How do we know? Well, U.K.-based publication Autocar recently came across spy shots of an unusual 911 Turbo testing at the Nürburgring. The blacked-out rear windows strongly suggest that Porsche is hiding some battery assistance back there; plus, the car also has a yellow warning sticker, mandatory for testing hybrid vehicles in Germany. Logic would suggest that's Porsche working on the promised "very powerful" hybrid 911.
Starting with the 911 Turbo would be a sensible place to begin hybridizing the 911. When you get to the super-expensive 911s, the GT3 is for the Porsche purists; the Turbo is the car that chases mad, super-car levels of power and performance.
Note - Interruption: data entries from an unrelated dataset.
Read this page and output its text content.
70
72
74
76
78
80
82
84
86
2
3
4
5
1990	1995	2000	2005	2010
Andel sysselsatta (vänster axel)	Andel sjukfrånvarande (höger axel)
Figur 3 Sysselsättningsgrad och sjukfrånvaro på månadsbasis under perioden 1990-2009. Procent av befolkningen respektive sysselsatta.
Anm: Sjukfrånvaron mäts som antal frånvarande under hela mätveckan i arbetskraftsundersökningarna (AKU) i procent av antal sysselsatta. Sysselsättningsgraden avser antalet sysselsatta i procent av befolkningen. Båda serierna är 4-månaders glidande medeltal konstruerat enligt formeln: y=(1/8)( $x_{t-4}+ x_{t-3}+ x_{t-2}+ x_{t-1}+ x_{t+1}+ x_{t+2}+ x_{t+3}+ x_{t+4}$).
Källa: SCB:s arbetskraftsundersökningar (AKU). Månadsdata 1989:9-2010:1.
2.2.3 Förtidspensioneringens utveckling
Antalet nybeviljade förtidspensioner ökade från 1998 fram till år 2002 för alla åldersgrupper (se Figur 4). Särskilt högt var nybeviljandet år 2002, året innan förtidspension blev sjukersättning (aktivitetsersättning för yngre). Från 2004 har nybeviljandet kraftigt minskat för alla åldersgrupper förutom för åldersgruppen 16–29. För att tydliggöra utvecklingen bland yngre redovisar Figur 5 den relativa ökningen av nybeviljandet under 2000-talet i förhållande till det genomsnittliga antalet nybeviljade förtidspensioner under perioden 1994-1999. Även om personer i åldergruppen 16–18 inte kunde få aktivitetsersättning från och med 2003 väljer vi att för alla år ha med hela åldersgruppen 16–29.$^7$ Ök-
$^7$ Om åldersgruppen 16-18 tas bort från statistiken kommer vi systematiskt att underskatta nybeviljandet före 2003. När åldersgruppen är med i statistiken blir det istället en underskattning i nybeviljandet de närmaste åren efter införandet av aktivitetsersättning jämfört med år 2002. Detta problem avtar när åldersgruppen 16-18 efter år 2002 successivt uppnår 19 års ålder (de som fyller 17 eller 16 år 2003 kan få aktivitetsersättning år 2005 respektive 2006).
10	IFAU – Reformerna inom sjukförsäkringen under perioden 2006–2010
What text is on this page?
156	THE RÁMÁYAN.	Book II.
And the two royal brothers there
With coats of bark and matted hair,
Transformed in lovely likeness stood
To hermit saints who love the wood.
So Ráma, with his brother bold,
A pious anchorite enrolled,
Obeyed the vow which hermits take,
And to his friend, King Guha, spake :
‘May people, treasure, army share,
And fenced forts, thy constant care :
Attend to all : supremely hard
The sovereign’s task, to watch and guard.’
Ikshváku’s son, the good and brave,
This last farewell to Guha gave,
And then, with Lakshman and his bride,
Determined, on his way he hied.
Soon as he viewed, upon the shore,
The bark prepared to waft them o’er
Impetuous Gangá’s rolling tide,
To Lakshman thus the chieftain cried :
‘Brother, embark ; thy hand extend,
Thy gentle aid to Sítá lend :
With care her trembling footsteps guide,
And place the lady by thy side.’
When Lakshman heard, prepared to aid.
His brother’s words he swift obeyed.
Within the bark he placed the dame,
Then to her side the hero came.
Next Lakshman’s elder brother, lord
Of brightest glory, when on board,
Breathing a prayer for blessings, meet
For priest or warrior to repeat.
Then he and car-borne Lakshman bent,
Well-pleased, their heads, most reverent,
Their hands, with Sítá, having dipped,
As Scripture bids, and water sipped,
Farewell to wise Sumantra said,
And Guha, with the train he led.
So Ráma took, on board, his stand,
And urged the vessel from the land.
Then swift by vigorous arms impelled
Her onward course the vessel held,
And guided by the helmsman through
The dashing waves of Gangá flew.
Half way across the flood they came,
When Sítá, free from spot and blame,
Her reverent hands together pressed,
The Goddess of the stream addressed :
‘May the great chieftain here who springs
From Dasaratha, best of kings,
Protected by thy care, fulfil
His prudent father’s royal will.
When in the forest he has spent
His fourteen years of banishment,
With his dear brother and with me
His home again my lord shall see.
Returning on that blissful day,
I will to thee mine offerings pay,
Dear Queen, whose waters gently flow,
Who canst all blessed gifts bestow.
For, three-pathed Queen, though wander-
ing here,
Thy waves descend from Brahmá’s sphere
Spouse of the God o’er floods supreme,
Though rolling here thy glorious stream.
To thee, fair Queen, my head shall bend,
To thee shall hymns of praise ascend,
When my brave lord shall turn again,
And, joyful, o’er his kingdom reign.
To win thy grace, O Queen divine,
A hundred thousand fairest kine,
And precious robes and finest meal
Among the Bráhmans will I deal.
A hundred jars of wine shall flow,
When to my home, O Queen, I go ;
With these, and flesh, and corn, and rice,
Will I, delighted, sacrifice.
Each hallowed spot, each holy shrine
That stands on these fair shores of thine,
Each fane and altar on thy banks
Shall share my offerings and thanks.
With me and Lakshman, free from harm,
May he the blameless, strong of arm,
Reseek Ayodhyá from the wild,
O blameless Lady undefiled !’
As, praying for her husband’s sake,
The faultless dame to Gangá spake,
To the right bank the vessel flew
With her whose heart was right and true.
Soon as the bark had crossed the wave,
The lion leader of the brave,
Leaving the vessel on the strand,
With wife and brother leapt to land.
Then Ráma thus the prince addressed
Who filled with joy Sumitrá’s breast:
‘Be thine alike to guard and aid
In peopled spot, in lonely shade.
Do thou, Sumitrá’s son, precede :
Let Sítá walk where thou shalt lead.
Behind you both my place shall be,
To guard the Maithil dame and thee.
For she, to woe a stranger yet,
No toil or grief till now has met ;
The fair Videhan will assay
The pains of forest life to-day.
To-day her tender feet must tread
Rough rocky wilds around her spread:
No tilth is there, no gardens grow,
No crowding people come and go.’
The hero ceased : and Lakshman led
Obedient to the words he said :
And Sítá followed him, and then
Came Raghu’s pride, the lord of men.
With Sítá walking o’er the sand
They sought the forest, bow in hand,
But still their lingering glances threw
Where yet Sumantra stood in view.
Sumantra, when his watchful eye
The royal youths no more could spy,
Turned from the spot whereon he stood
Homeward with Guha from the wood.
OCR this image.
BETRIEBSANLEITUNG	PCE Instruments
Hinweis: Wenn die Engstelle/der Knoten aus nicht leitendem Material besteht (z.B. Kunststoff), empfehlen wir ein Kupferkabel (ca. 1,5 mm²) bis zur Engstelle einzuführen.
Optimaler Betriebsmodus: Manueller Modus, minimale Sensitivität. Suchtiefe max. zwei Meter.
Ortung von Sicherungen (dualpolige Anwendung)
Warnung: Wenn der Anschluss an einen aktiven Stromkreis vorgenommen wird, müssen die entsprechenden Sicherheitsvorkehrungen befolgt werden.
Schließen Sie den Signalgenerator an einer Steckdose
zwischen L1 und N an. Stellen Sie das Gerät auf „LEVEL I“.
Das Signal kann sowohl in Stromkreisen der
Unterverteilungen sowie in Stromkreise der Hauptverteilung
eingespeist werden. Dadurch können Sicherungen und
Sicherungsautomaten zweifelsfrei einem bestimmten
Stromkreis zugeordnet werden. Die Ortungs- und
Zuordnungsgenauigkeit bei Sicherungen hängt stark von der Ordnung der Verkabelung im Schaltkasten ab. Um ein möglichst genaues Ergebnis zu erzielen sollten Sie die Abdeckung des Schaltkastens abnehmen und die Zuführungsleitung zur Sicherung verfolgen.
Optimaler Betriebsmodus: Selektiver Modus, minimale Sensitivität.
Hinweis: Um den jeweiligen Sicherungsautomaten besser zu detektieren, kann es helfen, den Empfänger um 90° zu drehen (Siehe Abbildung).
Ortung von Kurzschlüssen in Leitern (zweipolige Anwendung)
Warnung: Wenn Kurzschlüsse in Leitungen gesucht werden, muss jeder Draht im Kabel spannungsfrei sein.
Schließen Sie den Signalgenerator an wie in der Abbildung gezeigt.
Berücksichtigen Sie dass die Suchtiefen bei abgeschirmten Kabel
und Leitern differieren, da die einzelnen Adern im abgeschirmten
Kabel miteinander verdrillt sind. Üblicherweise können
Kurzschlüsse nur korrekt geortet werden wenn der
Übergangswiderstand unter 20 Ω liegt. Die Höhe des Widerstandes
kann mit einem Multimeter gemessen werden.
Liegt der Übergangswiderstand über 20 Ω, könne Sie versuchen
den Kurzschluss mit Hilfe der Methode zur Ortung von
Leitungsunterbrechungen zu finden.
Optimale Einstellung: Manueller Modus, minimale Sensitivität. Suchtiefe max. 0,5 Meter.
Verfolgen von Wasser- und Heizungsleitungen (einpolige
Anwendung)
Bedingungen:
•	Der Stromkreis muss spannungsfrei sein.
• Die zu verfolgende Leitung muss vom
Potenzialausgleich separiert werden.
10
Adding a hybrid option for the Turbo would be more palatable to those buyers — and probably necessary for Porsche to keep up with performance rivals who are also adopting hybrid tech, like McLaren and Ferrari. The tech could filter down from there to the daily-driver 911s. (Then again, it's also possible Porsche is just testing hybrid tech in a Turbo body for some other reason, and will launch it as a standalone model.)
It's unlikely we will see a full-electric 911 soon. Porsche has previously said one wouldn't arrive before 2030. Even with the brand at the forefront of EV technology with vehicles like the Taycan, the technical hurdles to getting an electric 911 that still looks and drives like a 911 may currently be insurmountable. (And Porsche could still try to save combustion as an option for 911 buyers with a synthetic low-carbon fuel.) Still, with the 911's future a prerequisite for Porsche's survival and the 992 model on the verge of a mid-life cycle refresh, we wouldn't be shocked (pun intended) to see a 911 hybrid debut by the end of 2022.